Rather than disrespecting consumer preferences abroad, the Administration could negotiate trade policies that favor U.S. producers by prioritizing U.S. consumer interests. One obvious example is country-of-origin labeling (COOL) for beef and pork. Congress required this labeling, and Canada and Mexico literally overruled it through the World Trade Organization in 2015. Eighty-nine percent (89%) of consumers favor requiring food sellers to indicate on the package label the country of origin of fresh meat they sell, and a bill reinstating COOL for beef and pork has attracted bipartisan congressional support.

Yet the first Trump Administration ignored COOL when it renegotiated trade agreements with Canada and Mexico, and the current Administration seems intent on doing the same.
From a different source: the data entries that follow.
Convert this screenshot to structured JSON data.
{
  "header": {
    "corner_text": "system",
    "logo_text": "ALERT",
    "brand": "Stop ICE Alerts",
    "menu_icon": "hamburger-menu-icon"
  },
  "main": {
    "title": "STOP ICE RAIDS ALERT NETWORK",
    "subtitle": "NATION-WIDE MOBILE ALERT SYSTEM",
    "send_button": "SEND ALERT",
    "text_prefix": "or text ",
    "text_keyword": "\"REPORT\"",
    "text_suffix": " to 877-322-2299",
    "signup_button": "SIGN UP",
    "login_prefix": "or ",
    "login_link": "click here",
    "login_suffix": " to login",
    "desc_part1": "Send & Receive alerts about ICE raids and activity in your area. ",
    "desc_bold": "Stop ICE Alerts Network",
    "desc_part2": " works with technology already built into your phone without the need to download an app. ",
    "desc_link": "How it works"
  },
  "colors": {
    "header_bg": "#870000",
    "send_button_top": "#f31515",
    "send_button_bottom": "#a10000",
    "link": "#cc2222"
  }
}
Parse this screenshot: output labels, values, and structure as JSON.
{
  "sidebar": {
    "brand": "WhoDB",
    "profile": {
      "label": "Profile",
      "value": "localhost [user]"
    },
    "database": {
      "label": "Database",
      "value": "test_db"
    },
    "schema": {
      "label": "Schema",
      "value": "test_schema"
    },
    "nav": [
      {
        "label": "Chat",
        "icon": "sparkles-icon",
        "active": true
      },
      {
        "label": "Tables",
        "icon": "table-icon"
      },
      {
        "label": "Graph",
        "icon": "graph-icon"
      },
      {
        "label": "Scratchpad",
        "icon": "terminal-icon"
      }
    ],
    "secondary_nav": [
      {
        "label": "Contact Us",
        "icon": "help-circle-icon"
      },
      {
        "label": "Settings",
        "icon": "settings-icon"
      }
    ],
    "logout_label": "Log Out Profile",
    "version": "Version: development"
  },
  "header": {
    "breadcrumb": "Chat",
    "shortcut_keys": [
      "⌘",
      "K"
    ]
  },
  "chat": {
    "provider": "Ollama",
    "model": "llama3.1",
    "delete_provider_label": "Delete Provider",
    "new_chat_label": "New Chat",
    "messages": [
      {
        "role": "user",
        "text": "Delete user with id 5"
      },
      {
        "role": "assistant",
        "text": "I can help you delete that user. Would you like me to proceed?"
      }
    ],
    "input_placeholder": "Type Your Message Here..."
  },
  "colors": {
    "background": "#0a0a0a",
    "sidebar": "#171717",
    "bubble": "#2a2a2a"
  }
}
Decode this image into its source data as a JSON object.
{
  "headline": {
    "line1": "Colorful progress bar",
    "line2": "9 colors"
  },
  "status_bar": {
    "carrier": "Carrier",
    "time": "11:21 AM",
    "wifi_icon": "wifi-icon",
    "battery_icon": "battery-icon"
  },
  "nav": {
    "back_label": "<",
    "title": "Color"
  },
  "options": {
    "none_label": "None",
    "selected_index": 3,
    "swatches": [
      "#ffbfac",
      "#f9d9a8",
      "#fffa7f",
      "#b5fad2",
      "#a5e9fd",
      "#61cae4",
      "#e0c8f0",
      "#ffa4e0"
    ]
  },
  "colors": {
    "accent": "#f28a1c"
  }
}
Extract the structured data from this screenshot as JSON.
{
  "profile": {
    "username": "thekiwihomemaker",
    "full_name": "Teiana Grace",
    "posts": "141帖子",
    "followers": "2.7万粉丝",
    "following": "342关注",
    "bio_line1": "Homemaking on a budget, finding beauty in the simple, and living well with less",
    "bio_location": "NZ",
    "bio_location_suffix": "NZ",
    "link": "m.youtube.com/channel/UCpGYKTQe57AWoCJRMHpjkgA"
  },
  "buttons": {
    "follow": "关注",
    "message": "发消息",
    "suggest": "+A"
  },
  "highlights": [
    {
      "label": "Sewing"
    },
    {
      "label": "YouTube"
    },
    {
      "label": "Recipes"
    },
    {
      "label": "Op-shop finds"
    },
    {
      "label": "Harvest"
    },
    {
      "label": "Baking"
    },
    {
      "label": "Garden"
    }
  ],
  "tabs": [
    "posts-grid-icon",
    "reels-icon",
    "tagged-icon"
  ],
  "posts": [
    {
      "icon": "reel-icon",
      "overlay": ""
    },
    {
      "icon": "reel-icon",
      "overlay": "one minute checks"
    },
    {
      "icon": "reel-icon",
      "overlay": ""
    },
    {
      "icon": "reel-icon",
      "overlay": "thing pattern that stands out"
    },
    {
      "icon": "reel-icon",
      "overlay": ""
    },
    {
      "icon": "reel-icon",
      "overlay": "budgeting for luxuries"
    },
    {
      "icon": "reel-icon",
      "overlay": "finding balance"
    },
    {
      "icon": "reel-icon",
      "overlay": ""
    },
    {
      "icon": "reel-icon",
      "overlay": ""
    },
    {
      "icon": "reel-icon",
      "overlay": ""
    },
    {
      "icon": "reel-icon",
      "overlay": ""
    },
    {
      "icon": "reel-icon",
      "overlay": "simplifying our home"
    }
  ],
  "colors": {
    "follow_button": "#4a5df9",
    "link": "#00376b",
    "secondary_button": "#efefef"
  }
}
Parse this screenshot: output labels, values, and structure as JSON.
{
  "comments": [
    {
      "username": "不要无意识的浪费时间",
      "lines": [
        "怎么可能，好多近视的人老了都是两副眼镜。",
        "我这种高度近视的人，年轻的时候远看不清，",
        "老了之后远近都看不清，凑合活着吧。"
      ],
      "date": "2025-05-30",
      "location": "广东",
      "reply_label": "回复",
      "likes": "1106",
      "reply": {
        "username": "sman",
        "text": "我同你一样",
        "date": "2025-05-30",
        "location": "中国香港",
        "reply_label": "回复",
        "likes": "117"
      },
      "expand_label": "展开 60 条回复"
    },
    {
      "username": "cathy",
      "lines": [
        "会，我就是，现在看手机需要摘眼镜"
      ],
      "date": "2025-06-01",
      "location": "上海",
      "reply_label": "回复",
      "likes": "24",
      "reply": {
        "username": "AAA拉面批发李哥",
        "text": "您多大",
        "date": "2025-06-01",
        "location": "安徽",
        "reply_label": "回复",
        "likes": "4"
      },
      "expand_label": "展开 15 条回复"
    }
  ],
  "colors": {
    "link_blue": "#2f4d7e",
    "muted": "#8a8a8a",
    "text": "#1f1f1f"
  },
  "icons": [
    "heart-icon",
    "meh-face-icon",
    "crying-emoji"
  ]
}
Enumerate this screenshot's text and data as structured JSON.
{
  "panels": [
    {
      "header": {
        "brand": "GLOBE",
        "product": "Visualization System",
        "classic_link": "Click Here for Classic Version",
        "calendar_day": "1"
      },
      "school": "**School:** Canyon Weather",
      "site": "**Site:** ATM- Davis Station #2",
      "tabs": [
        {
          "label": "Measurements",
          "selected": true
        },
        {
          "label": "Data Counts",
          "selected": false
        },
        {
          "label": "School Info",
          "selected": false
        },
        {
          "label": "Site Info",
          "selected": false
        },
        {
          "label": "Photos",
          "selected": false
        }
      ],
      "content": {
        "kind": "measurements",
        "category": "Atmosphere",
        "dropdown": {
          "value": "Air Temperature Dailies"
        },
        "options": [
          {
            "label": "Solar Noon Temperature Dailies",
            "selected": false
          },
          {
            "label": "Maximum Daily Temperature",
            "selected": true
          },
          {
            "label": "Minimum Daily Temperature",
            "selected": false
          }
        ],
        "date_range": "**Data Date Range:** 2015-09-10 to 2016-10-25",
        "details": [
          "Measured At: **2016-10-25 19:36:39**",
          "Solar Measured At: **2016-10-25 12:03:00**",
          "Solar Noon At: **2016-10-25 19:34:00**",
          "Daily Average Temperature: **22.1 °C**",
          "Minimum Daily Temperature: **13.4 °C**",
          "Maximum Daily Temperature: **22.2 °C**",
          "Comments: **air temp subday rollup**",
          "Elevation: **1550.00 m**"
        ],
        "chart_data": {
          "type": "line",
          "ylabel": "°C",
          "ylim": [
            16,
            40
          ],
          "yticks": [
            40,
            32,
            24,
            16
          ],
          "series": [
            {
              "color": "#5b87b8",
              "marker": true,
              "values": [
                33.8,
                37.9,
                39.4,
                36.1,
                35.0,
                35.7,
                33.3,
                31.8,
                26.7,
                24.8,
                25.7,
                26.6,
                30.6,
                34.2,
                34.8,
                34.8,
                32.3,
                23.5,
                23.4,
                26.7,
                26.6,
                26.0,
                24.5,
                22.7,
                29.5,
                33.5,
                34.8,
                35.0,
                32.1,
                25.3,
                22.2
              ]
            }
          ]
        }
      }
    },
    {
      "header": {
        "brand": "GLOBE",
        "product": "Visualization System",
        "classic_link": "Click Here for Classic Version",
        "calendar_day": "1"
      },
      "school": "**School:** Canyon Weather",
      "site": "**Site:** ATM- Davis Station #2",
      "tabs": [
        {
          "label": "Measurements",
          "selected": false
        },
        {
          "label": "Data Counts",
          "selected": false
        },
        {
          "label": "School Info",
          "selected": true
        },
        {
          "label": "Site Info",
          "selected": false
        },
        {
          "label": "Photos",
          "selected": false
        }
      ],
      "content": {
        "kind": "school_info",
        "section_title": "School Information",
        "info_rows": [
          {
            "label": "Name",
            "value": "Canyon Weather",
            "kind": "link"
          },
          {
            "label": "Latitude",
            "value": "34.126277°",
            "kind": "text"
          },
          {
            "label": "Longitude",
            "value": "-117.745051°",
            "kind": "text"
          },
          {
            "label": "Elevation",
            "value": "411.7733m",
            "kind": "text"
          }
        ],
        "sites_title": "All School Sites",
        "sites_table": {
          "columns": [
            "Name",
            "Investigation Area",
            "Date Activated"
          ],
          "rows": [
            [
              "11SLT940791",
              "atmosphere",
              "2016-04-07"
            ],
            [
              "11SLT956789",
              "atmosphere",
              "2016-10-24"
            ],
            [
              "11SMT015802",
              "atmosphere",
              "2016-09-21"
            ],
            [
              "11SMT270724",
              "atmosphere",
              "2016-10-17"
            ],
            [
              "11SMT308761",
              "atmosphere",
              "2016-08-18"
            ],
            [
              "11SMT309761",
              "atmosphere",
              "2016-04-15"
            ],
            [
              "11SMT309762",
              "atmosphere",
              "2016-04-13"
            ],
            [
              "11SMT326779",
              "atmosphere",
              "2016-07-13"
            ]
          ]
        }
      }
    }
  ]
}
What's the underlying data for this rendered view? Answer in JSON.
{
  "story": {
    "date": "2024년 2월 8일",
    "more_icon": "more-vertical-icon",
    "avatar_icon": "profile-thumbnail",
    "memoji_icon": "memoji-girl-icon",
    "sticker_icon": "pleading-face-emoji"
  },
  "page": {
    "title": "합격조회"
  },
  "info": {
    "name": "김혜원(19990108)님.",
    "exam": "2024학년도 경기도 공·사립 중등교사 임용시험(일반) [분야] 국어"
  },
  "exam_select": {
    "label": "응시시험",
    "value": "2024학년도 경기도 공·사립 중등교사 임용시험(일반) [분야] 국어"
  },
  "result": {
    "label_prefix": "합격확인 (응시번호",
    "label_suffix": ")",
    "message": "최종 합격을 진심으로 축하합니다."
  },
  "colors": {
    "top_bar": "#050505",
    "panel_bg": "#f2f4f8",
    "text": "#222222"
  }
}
This lends credence to critics who allege that the tariffs are less about protecting U.S. industry, and more about corruption.

As Jonathan Chait wrote in The Atlantic this past February:

“During his first term, Trump levied broad tariffs and then entertained a parade of executives pleading for exemptions, which his administration doled out at its whim. The Office of the United States Trade Representative fielded more than 50,000 requests from domestic businesses for exceptions to the tariffs on Chinese goods alone, while the Commerce Department sifted through almost half a million waiver requests. Trump’s decisions were often arbitrary—Bibles got a tariff exception, on the apparent basis that their costs needed to stay low, but textbooks did not.”

As Chait points out, these exemptions heighten concerns about rampant conflicts of interest in the Administration, including what one ethics scholar has called “the single worst conflict of interest in the modern history of the presidency”—the President’s crypto currency exploits.  It is not hard to imagine a receipt for an anonymous crypto contribution—perhaps shown to Eric Trump, or Commerce Secretary Howard Lutnick’s kids—securing a tariff exemption for a country or a company willing to “play ball.”

What’s to be done? The power to levy tariffs lies with Congress, according to the Constitution. Congress could take back the authority it has given to the President through legislation. However, members will need to overcome substantial fears of retaliation, including physical violence. In the meantime, expect to see higher prices at the grocery store.